La corruption, le pardon y la punition nous arrivent depuis les centres du pouvoir mondial. Ils mesurent la corruption, sur base de leurs propres paramètres, élaborent leurs classifications de pays plus ou moins corrompus. Ils remettent les prix aux gagnants et dénigrent les perdants. Mais il n’y a pas que des gens aveugles dans le premier monde. J’en veux pour preuve ce que l’on trouve dans le livre de la juge franco-norvégienne, Eva Joly: « La Corruption au cœur du pouvoir » (Editions Fondo de Cultura Económica. Buenos Aires. 2003).

La juge rappelle que les Îles Caimán sont un des dix centres financiers les plus importants de la planète, Sa souveraineté appartient à la Couronne Britannique. Son Gouverneur est désigné depuis Londres par le Ministre de la Justice. Les grandes banques nord-américaines ont des succursales dans ces îles éloignées des regards de Dieu, des policiers et des agents du fisc. Il s’agit d’un des paradis financiers les plus connus de l’univers dans lequel narcotrafficants, gérants de multinationales, dictateurs et génocides « recyclent » les dollars de la cocaïne ou envoient des fonds destinés à corrompre, pour des sommes qui, l’an dernier atteignirent les 400 milliards de dollars, rien qu’en matière de licitations (« La Razón », La Paz, Bolivie, 21-X-04).

Le nom bien connu du Grand-Duché du Luxembourg engendre une sorte de respect de révérence entre les hommes sans cravates, ni nœud-papillons. Peu d’entre eux savent, dit Eva Joly, que c’est dans cet « honorable » pays que se trouve la Cour Européenne de Justice, justement à l’endroit où environ 12.000 société-écrans et 320 banques de renommée mondiale ont leurs filiales profitant du fait que les juges du Luxembourg freinent, de manière systématique toutes tentatives destinées à intervenir dans ce havre de délinquance financière.

Le juge Baltasar Garzón, qui introduit le livre d’ Eva Joly, se plaint du fait des croissantes difficultés juridiques qu’affrontent les magistrats chargés de juger, en Italie, les délits de Silvio Berlusconi, paradigme de la corruption sur le vieux continent. Ses défenseurs assurent que de faire des recherches sur des comptes bancaires secrets constitue une violation des droits de l’homme.
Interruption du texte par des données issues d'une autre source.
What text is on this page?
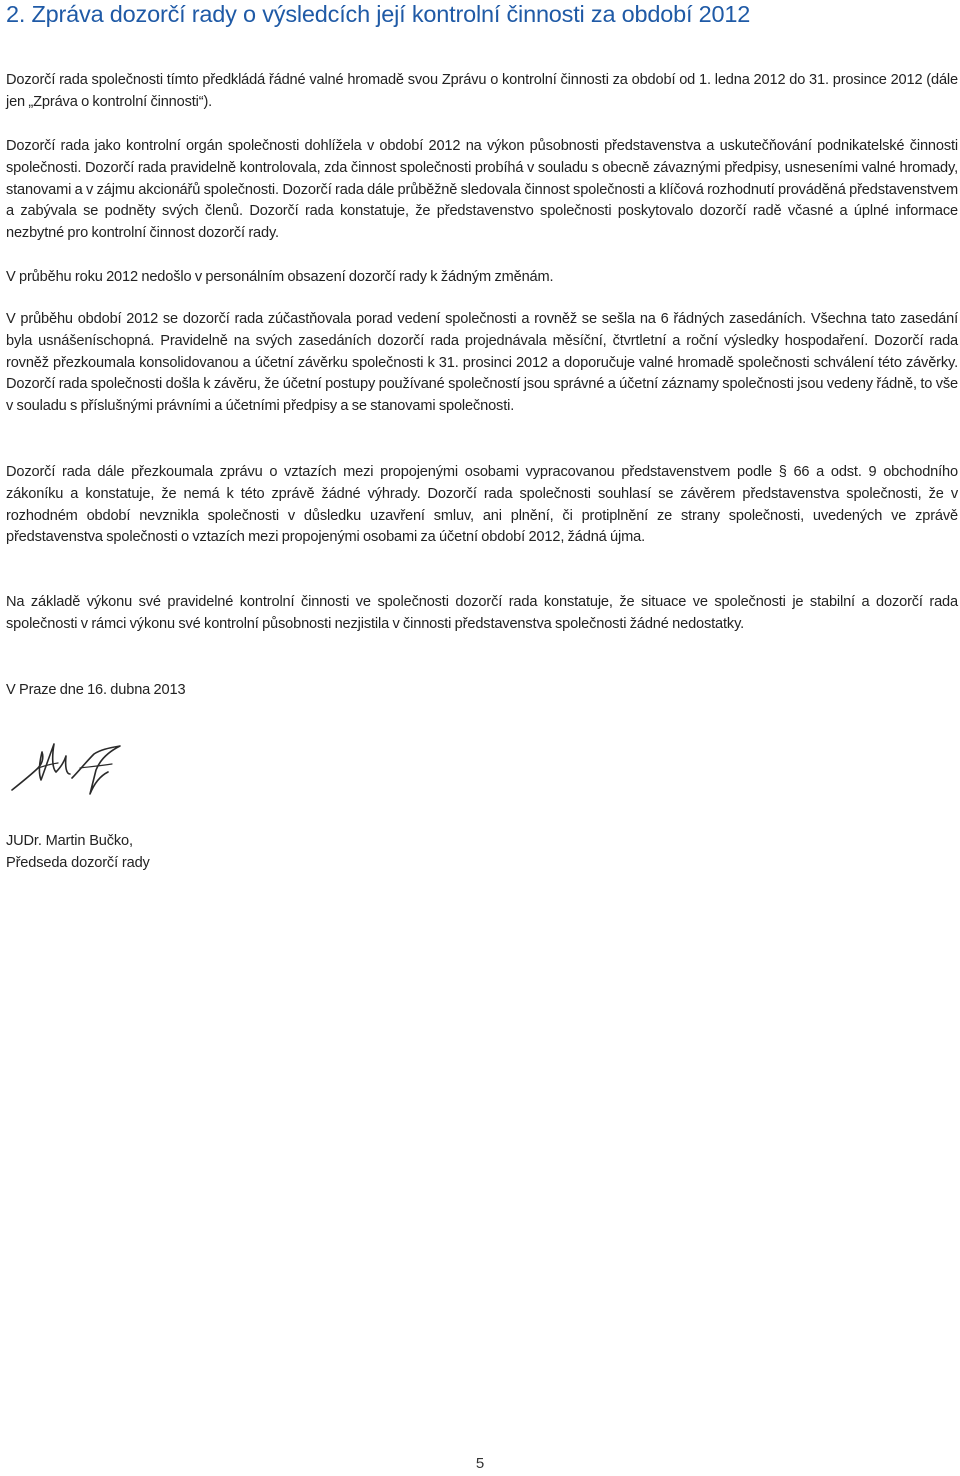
2. Zpráva dozorčí rady o výsledcích její kontrolní činnosti za období 2012

Dozorčí rada společnosti tímto předkládá řádné valné hromadě svou Zprávu o kontrolní činnosti za období od 1. ledna 2012 do 31. prosince 2012 (dále jen „Zpráva o kontrolní činnosti“).

Dozorčí rada jako kontrolní orgán společnosti dohlížela v období 2012 na výkon působnosti představenstva a uskutečňování podnikatelské činnosti společnosti. Dozorčí rada pravidelně kontrolovala, zda činnost společnosti probíhá v souladu s obecně závaznými předpisy, usneseními valné hromady, stanovami a v zájmu akcionářů společnosti. Dozorčí rada dále průběžně sledovala činnost společnosti a klíčová rozhodnutí prováděná představenstvem a zabývala se podněty svých členů. Dozorčí rada konstatuje, že představenstvo společnosti poskytovalo dozorčí radě včasné a úplné informace nezbytné pro kontrolní činnost dozorčí rady.

V průběhu roku 2012 nedošlo v personálním obsazení dozorčí rady k žádným změnám.

V průběhu období 2012 se dozorčí rada zúčastňovala porad vedení společnosti a rovněž se sešla na 6 řádných zasedáních. Všechna tato zasedání byla usnášeníschopná. Pravidelně na svých zasedáních dozorčí rada projednávala měsíční, čtvrtletní a roční výsledky hospodaření. Dozorčí rada rovněž přezkoumala konsolidovanou a účetní závěrku společnosti k 31. prosinci 2012 a doporučuje valné hromadě společnosti schválení této závěrky. Dozorčí rada společnosti došla k závěru, že účetní postupy používané společností jsou správné a účetní záznamy společnosti jsou vedeny řádně, to vše v souladu s příslušnými právními a účetními předpisy a se stanovami společnosti.

Dozorčí rada dále přezkoumala zprávu o vztazích mezi propojenými osobami vypracovanou představenstvem podle § 66 a odst. 9 obchodního zákoníku a konstatuje, že nemá k této zprávě žádné výhrady. Dozorčí rada společnosti souhlasí se závěrem představenstva společnosti, že v rozhodném období nevznikla společnosti v důsledku uzavření smluv, ani plnění, či protiplnění ze strany společnosti, uvedených ve zprávě představenstva společnosti o vztazích mezi propojenými osobami za účetní období 2012, žádná újma.

Na základě výkonu své pravidelné kontrolní činnosti ve společnosti dozorčí rada konstatuje, že situace ve společnosti je stabilní a dozorčí rada společnosti v rámci výkonu své kontrolní působnosti nezjistila v činnosti představenstva společnosti žádné nedostatky.

V Praze dne 16. dubna 2013

JUDr. Martin Bučko,
Předseda dozorčí rady
5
En réponse à ceux qui luttent contre le délit, Berlusconi a nommé sa nouvelle organisation politique : « Maison des Libertés ».

Dans ce registre de la corruption, ne s’agit-il pas de corruption lorsqu’on procède à la réélection de George W Bush, à la présidence des États-Unis, alors que celui-ci, en envahissant l’ Irak, sans l’accord des Nations-Unies, s’est converti en un criminel de guerre?

Depuis sa base en Allemagne, Transparency International (TI), institution qui dit lutter contre la corruption, fait savoir, sur son site WEB, que, grâce à ses démarches, l’ Organisation pour la Coopération et le Développement (OCDE), rassemblant les pays les plus riches du monde, a conformé une commission de lutte contre la corruption, financée, par des compagnies telles que Shell, Rio Tinto Zinc (RTZ), Price Water House et Citigroup. La Shell, en gonflant ses réserves a atteint les niveaux de corruption d’ ENRON. L’anglaise RTZ, que appuyait Hitler, est un partenaire du président déchu Gonzalo Sánchez de Lozada (GSL) et elle pille le cuivre du Chili et d’autres pays « en voie de développement ». Price Water House a couvert ENRON. Les délits du Citigroup ne sauraient être présentés dans un article aussi court.

Ce qui précède ne signifie pas qu’il ne faille point lutter contre la corruption en Bolivie et dans d’autres pays semi-coloniaux.. Il ne s’agit pas d’accepter l’adage « maux de beaucoup, consolation d’imbéciles ». Tout le contraire. La conviction que la corruption nous vide de notre substance et nous détruit spirituellement et économiquement nous a amené, en 1990, a présenter la Loi des Investigations de Fortunes qui, depuis lors, dort d’un sommeil profond, ainsi qu’à écrire « La Fortune du Président », livre qui présente les détails des aventures délictives de Gonzalo Sánchez de Lozada.

Mettre en tête de la corruption mondiale à des pays comme le Bangladesh, Haiti, l’ Equateur, la Bolivie ou le Paraguay, comme le fait TI, y ne pas mentionner aux premiers postes de ce classement à l’Angleterre, aux Etats-Unis, à la France, à l’ Allemagne, à l’Italie et à la Belgique, du fait de leurs liens avec les paradis financiers, de leur responsabilité dans la destruction de l’environnement et dans la fabrication la plus honteuse d’armes de destruction massives, implique une conviction du fait qu’en plus d’être des peuples pillés, nous sommes des peuples d’idiots.